The art of playing with swear words
As an old-school, retired banker, I never had to face too much pressure from technology or compliance, both of which seem to be taking over the lives of young bankers.
With all phone lines at banks recorded and emails monitored, some of the more ‘expressive’ bankers have been forced to take things down by many a notch. The usual banter in the chat rooms is gone, and swearing, cursing and calling people names could now make you a victim of human resources’ wrath.
Had I still been in the game, they would have had a field day, as my impressive swearing skills have transcended to my personal life too, as Tai Tai reminds me umpteen times.
But maybe there is something I can learn from today’s generation.

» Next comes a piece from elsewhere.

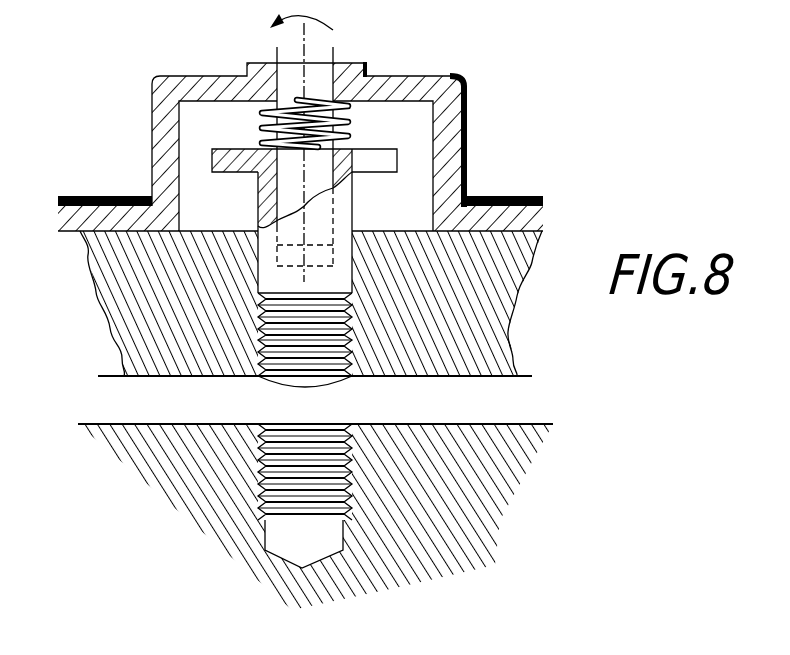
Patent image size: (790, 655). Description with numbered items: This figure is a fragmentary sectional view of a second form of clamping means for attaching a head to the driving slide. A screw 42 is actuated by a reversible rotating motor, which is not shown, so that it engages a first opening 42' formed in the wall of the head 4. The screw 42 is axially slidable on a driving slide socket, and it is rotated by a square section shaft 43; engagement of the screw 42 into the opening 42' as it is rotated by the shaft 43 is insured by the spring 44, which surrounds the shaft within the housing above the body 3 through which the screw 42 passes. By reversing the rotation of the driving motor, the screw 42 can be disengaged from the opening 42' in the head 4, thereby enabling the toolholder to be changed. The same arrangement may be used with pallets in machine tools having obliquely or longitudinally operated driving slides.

Last week over drinks at the Captain’s Bar with a few bright, up-and-coming capital market lads, one chap managed to bring a heated debate on Donald Trump to a grinding halt with three words — “what the fish”.

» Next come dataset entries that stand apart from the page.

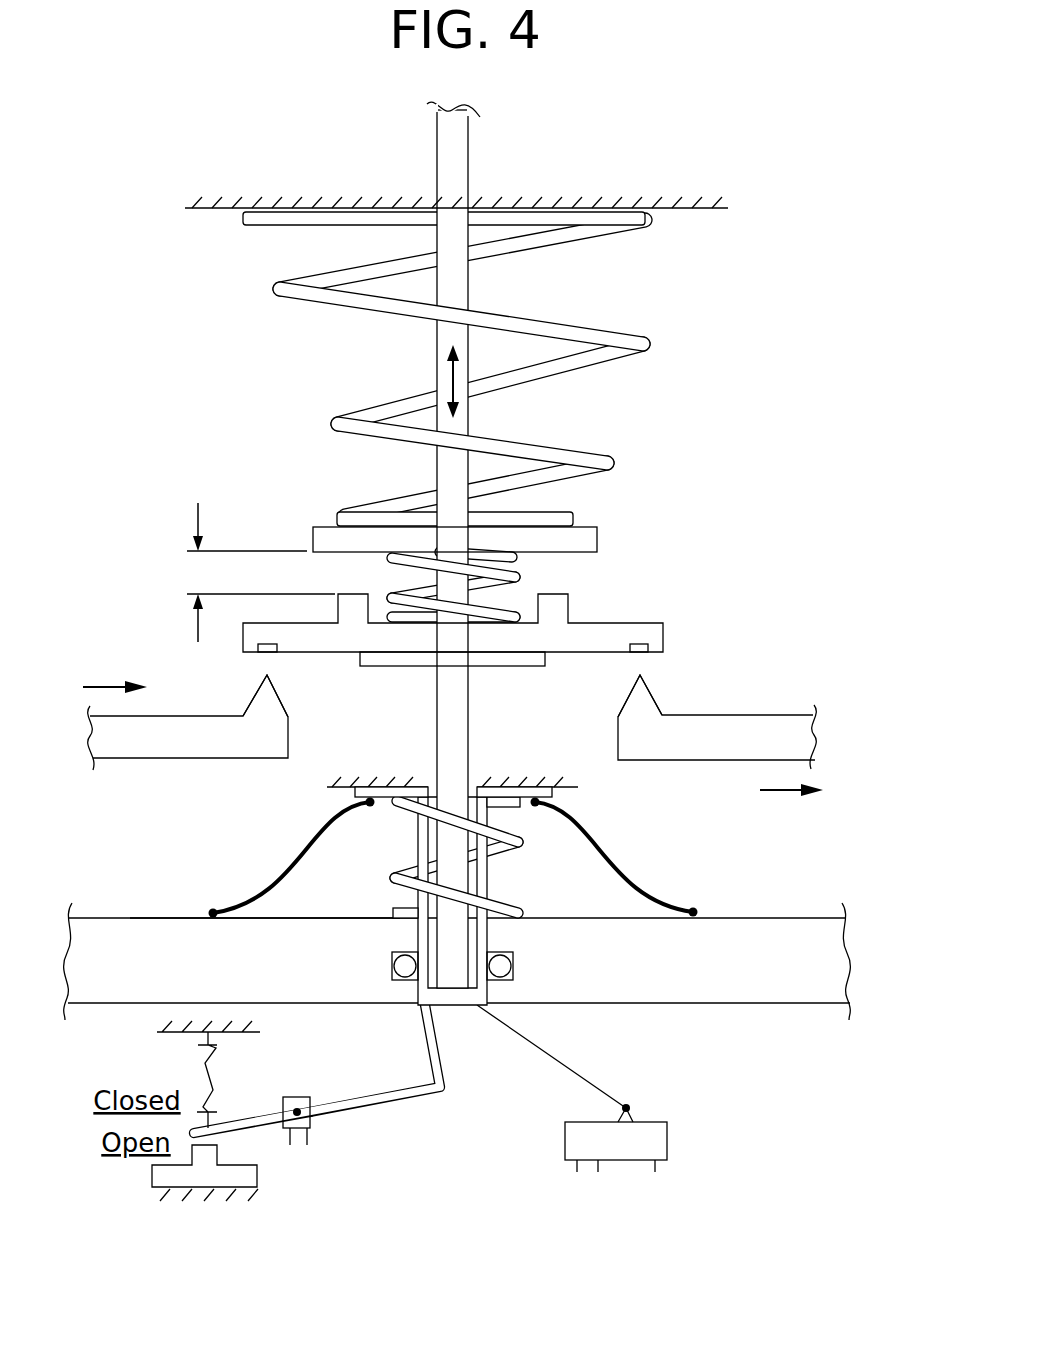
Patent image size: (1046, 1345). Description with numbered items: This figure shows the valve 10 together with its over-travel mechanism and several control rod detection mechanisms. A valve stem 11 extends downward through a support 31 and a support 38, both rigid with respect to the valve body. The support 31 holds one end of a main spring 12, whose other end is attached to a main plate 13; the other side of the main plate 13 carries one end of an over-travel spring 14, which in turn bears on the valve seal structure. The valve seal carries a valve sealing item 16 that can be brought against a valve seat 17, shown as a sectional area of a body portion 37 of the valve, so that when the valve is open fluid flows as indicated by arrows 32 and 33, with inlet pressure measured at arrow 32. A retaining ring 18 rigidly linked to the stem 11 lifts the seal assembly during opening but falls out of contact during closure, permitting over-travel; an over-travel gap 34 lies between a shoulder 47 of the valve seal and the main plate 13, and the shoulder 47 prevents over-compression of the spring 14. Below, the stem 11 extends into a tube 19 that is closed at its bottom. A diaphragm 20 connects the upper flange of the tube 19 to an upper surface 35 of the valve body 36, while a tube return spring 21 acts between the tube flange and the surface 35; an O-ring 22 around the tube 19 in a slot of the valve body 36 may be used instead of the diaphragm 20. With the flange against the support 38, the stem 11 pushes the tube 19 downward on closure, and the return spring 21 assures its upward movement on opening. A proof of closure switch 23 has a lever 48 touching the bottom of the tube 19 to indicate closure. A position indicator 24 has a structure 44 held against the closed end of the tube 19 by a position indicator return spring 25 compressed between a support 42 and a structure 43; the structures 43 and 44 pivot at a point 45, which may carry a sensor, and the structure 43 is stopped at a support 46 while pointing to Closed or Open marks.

The valve 10 is at (768, 174).
The valve stem 11 is at (440, 148).
The main spring 12 is at (598, 332).
The main plate 13 is at (597, 541).
The over-travel spring 14 is at (512, 575).
The valve sealing item 16 is at (264, 652).
The valve seat 17 is at (275, 682).
The retaining ring 18 is at (510, 667).
The tube 19 is at (455, 1008).
The diaphragm 20 is at (625, 850).
The tube return spring 21 is at (518, 842).
The O-ring 22 is at (392, 965).
The proof of closure switch 23 is at (667, 1140).
The position indicator 24 is at (332, 1168).
The position indicator return spring 25 is at (207, 1058).
The support 31 is at (688, 212).
The arrow 32 is at (100, 685).
The arrow 33 is at (780, 791).
The over-travel gap 34 is at (198, 512).
The upper surface 35 is at (130, 917).
The valve body 36 is at (457, 961).
The body portion 37 is at (172, 758).
The support 38 is at (355, 786).
The support 42 is at (165, 1030).
The structure 43 is at (245, 1117).
The structure 44 is at (447, 1094).
The pivot point 45 is at (300, 1097).
The support 46 is at (252, 1188).
The shoulder 47 is at (568, 605).
The lever 48 is at (570, 1071).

Before I even understood what happened, everybody burst out laughing. It turned out the chap, who had received multiple warnings from HR for using strong language, has rebelled brilliantly by replacing the F-word with another F-word that is even child-friendly.
He has also seemingly figured out a way to get around the firewall of his internal email system by adding “-ing” after every rude verb so it is not detected. (Apparently, his firm's firewall designers seem to have forgotten about tenses).